By Shona Jemphrey
In my early twenties, I joined the Green Party. I was concerned about the environment and it seemed like the best way to make a statement. I had witnessed exploitation and inequality first-hand growing up, but didn’t really link them to bigger systemic problems – it seemed like a problem with individual bad eggs, individual companies, individual countries. It was when I began working in advocacy and social care that I started to understand the connection between austerity and misery more clearly, and came to despise the Tories.
Then Labour had a leadership election and a few of my friends started talking about this guy called Jeremy Corbyn who seemed quite exciting. So I looked into it and switched from the Greens to Labour. And I started to get more involved in politics. Being from Northern Ireland originally, politics always seemed like a terrifying minefield that wasn’t worth the energy; and my family’s experiences of political organising had generally been draining and, ultimately, disappointing. So when I went to my first CLP meeting, I had no idea what to expect, and was nervous to even walk through the door.
It was a fiery meeting with fiery debates; but amidst all the arguments, I realised that this was a way to have a voice on real policies and possibly make a difference. Our MP was there, and she didn’t like all we had to say – but she did have to listen. And so over the years that followed I became more involved in politics and started to learn more – about Labour Party history, about socialism, and about the destructive nature of late-stage capitalism.
The heatwave of summer 2018 hit, and the IPCC report warned us that we had 12 years left to curb carbon emissions. The starkness of our future began to hit home. I joined the Labour for a Green New Deal campaign and pushed to make it official party policy, speaking about it on national radio and arguing through a 10-hour compositing meeting at Labour Conference 2019.
We got the policy passed; but the concerns raised in that compositing meeting also brought home to me just how big a change this would be for our society, and how we needed to bring everyone with us.

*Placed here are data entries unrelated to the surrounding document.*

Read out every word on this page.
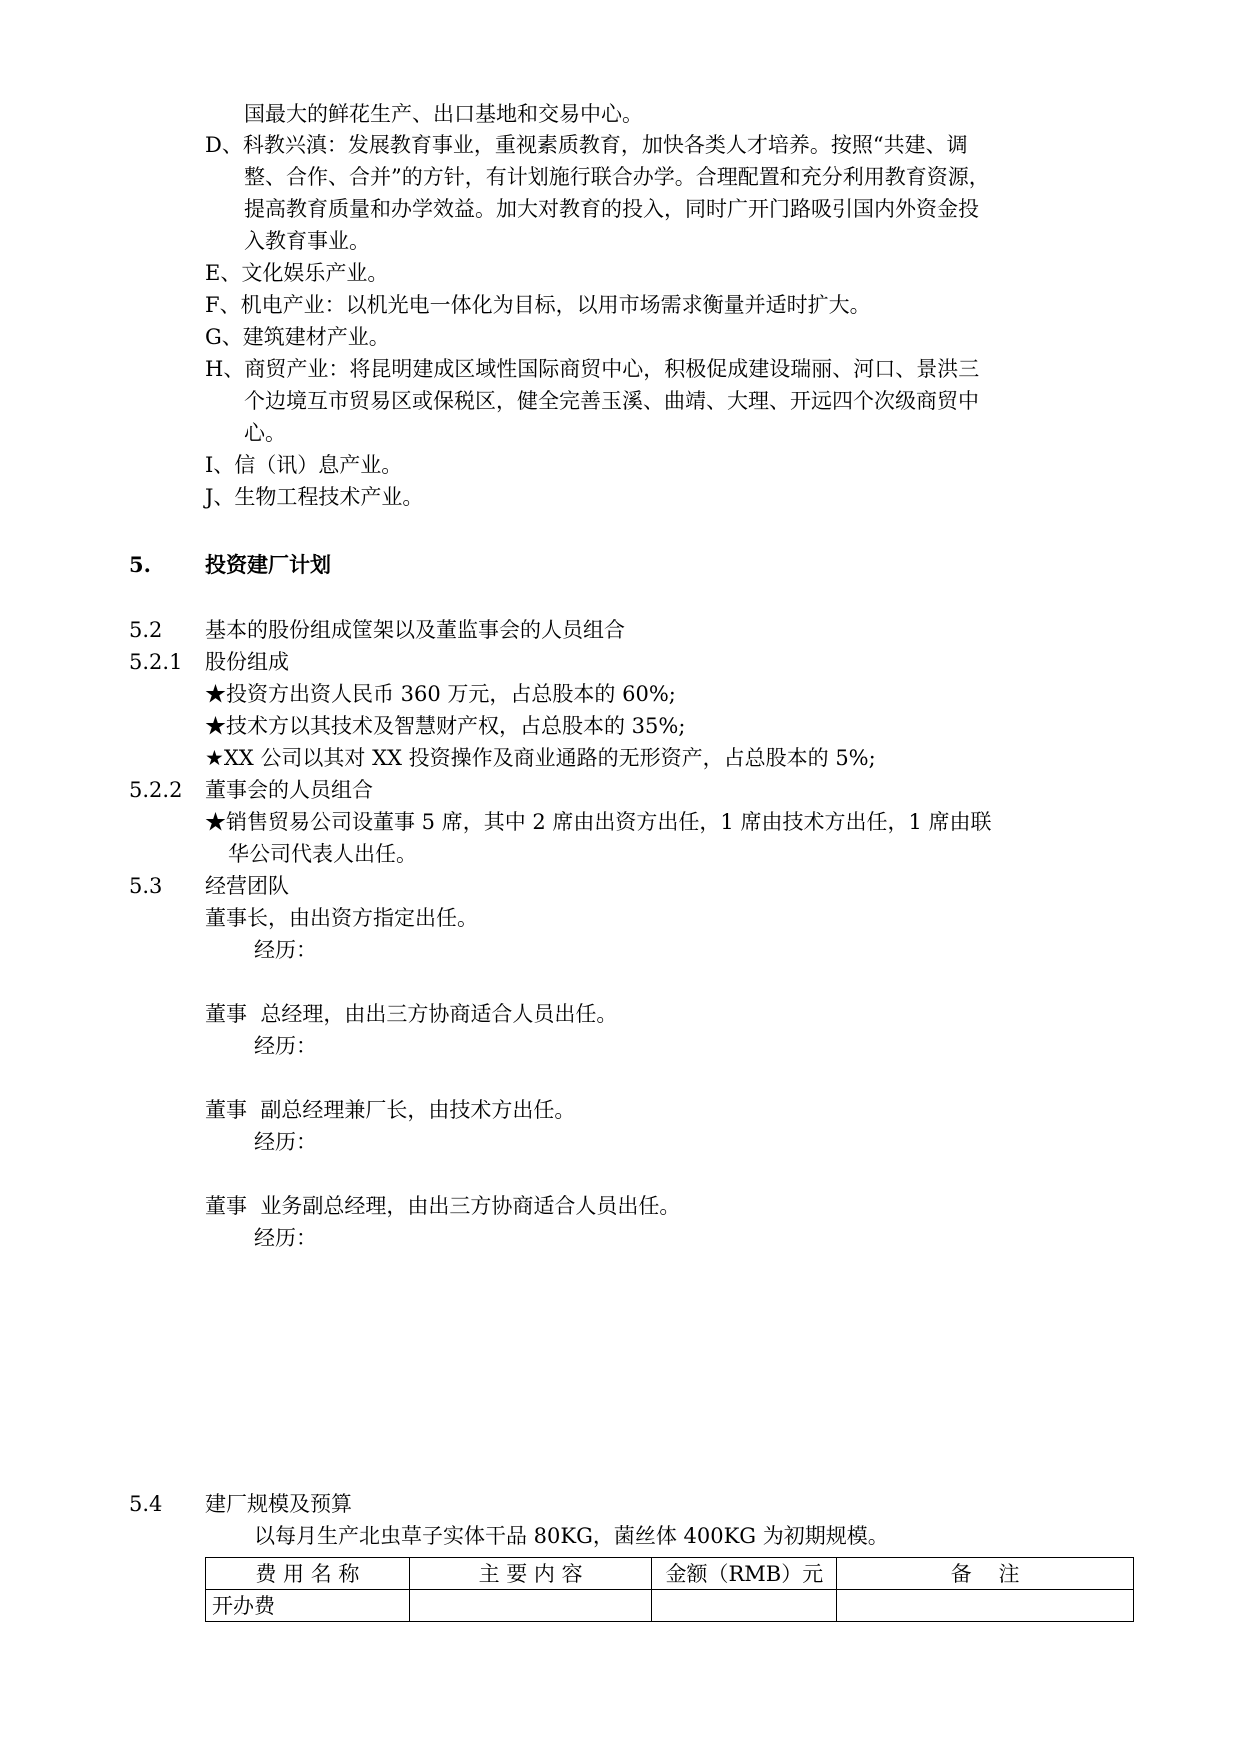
国最大的鲜花生产、出口基地和交易中心。
D、科教兴滇：发展教育事业，重视素质教育，加快各类人才培养。按照“共建、调
整、合作、合并”的方针，有计划施行联合办学。合理配置和充分利用教育资源，
提高教育质量和办学效益。加大对教育的投入，同时广开门路吸引国内外资金投
入教育事业。
E、文化娱乐产业。
F、机电产业：以机光电一体化为目标，以用市场需求衡量并适时扩大。
G、建筑建材产业。
H、商贸产业：将昆明建成区域性国际商贸中心，积极促成建设瑞丽、河口、景洪三
个边境互市贸易区或保税区，健全完善玉溪、曲靖、大理、开远四个次级商贸中
心。
I、信（讯）息产业。
J、生物工程技术产业。
5.	投资建厂计划
5.2 基本的股份组成筐架以及董监事会的人员组合
5.2.1 股份组成
★投资方出资人民币 360 万元，占总股本的 60%;
★技术方以其技术及智慧财产权，占总股本的 35%;
★XX 公司以其对 XX 投资操作及商业通路的无形资产，占总股本的 5%;
5.2.2 董事会的人员组合
★销售贸易公司设董事 5 席，其中 2 席由出资方出任，1 席由技术方出任，1 席由联
华公司代表人出任。
5.3 经营团队
董事长，由出资方指定出任。
经历：
董事  总经理，由出三方协商适合人员出任。
经历：
董事  副总经理兼厂长，由技术方出任。
经历：
董事  业务副总经理，由出三方协商适合人员出任。
经历：
5.4 建厂规模及预算
以每月生产北虫草子实体干品 80KG，菌丝体 400KG 为初期规模。
费 用 名 称	主 要 内 容	金额（RMB）元	备    注
开办费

If we don’t make sure that everyone is included in that ‘just green’ transition with good green jobs – and that means the most deprived, the working classes, those currently working in dirty energy because they can’t get anything else – then we won’t get the widespread support to make it happen properly, and we will be betraying our commitments to those who need our solidarity the most. It’s hard to think about 12 years in the future when you are desperately trying to put food on the table today.
Since being selected as a councillor candidate for Lawrence Hill ward, Bristol, two years ago, I’ve thrown myself into serving the community and getting to know its needs. During the pandemic I’ve been volunteering with local organisations to deliver food and supplies to households in need, as well as running a local litter pick when Covid restrictions allow!
I’ve spoken out as part of campaigns against planning applications to build a gas plant and a waste transfer station opposite a local nursery. I’ve chased up issues around fly-tipping and council house repairs. Door-knocking during this election period has brought up even more issues that need tackling.
Lawrence Hill is one of the most deprived wards in the city; and although it is attracting a lot of young families and going through a fair bit of gentrification, there are many, many people struggling to get by. I remember during one Foodcycle shift, I spoke to a lady whose family hadn’t eaten for two days. We gave her three heavy bags of food, which she would need to carry three miles on foot, and she was still desperate to know where else she could get more supplies – because these ones would go so fast. Things like that break my heart and make me incredibly angry.
When we look at the national political picture, it’s easy to get depressed and feel there is little chance of much change any time soon. But then I think about the people I have met and the difference that groups – even small groups – can make. Groups like the parents and teachers at St Philip’s Nursery, who have fought off polluting planning applications three times in a row. Groups like Acorn, who tackle exploitative landlords every day, and have made the future of the region’s buses a key debate point in the West of England Combined Authority metro mayor election. Groups like the National Food Service, who are busy highlighting the crisis of food insecurity, but still managed to distribute thousands of meals during lockdown to people who would otherwise have gone hungry. Groups like the National Education Union, who in January forced the government to U-turn on school closures and likely saved hundreds if not thousands of lives in doing so. Groups like the brave Bristolian protestors who pulled down the Colston statue last year, and in doing so sparked a worldwide debate about who we hold up as heroes and role models.
That’s what I want to do if I become a councillor: give practical support to people and make a tangible difference to residents, while, at the same time, promoting more progressive, left-wing, socialist policies. We need to retrofit thousands of homes to reduce carbon emissions. We need to integrate community wealth building further into local government decisions, so investment stays local and doesn’t go to big CEOs. We desperately need more council housing, not just affordable housing. We need better public transport. We need secure jobs, not just zero-hour gig-economy ones.
And as we build that solidarity, not only do we improve people’s lives, but we build what we need to tackle the climate crisis and the billionaires funding it. We build a trust in each other and an awareness of who the real enemy is. And we stand together to fight them for a better world.
Shona Jemphrey is Labour candidate for council in Lawrence Hill ward, Bristol.